The slider according to claim 2, wherein the slider has a step, and wherein the first step is higher than the second step. 7. When the width of the first pad is b, the width of the second pad is c, and the ratio of both pad widths is a = b / c, b ≠ c. 2. The slider according to claim 1, wherein the ratio a of the two pad widths is such that the flying height variation of the slider from the inner circumference to the outer circumference of the recording medium is minimized. 8. The slider according to claim 1, wherein the third pad is arranged so that a change in a floating amount of the slider is minimized. 9. The disk according to claim 8, wherein the slider has a center axis in a direction along an air flow direction, and a center of the third pad is arranged at a position different from the center axis. A slider for a recording / reproducing device. 10. A slider width direction is defined as a direction substantially orthogonal to a direction of airflow of the slider, and the width of the slider is L2, and a distance from a center of the third pad to an end of the slider in the width direction. Is defined as L1, so that the width ratio of the position of the third pad defined by L = L1 / L2 is a ratio that minimizes the fluctuation of the flying height.

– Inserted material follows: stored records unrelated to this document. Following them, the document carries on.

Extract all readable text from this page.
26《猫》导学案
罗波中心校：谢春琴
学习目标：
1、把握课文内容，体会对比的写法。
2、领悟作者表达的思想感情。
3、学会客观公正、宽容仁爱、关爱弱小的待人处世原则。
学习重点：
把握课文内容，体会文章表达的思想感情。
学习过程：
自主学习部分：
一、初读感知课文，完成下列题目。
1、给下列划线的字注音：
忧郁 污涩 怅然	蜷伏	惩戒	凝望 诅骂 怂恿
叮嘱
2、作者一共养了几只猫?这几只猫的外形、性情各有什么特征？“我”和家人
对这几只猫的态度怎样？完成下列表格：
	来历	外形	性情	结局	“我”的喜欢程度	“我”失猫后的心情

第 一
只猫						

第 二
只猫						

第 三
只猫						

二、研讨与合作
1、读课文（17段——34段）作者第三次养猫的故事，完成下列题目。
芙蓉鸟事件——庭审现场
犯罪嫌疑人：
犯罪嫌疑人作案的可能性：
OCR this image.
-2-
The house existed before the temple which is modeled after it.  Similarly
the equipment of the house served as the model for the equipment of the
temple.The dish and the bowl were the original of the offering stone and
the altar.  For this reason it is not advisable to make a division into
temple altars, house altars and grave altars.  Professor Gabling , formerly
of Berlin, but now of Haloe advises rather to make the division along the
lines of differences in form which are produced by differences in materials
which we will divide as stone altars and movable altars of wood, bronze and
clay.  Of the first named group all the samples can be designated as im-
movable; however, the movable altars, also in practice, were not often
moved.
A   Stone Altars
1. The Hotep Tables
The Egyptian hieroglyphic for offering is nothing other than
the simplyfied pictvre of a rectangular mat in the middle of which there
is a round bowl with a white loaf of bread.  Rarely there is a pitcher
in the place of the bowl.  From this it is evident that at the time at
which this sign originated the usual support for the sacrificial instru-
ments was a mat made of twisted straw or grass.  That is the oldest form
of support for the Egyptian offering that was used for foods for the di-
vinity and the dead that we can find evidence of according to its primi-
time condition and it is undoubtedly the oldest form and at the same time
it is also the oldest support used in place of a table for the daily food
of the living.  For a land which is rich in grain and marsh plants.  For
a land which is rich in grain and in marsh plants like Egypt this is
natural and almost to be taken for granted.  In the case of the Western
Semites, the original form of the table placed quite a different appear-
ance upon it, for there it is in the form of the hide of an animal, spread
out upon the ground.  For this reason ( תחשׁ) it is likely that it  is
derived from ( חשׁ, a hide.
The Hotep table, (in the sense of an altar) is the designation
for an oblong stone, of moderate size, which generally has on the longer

9. The slider according to claim 8, wherein the third pad is arranged. 11. The disk recording / reproducing apparatus according to claim 8, wherein the slider has a center axis in a direction along an air flow direction, and the slider includes a recording element provided on the center axis. Slider. 12. At least one of the first pad, the second pad, and the third pad includes a first step formed on an outer peripheral side of the recording medium and an inner peripheral side of the recording medium. The slider of the disk recording / reproducing apparatus according to claim 1, further comprising a second step formed in the first step, wherein a first wall angle of the first step and a second wall angle of the second step are different. 13. The slider according to claim 12, wherein the first wall angle is smaller than the second wall angle. 14. At least one of the first pad, the second pad, and the third pad is a first step formed on an outer peripheral side of the recording medium and an inner peripheral side of the recording medium. The slider of the disk recording / reproducing apparatus according to claim 1, further comprising: a second step formed in the first step, wherein a first depth of the first step and a second depth of the second step are different. 15. The slider according to claim 14, wherein the first step is larger than the second step.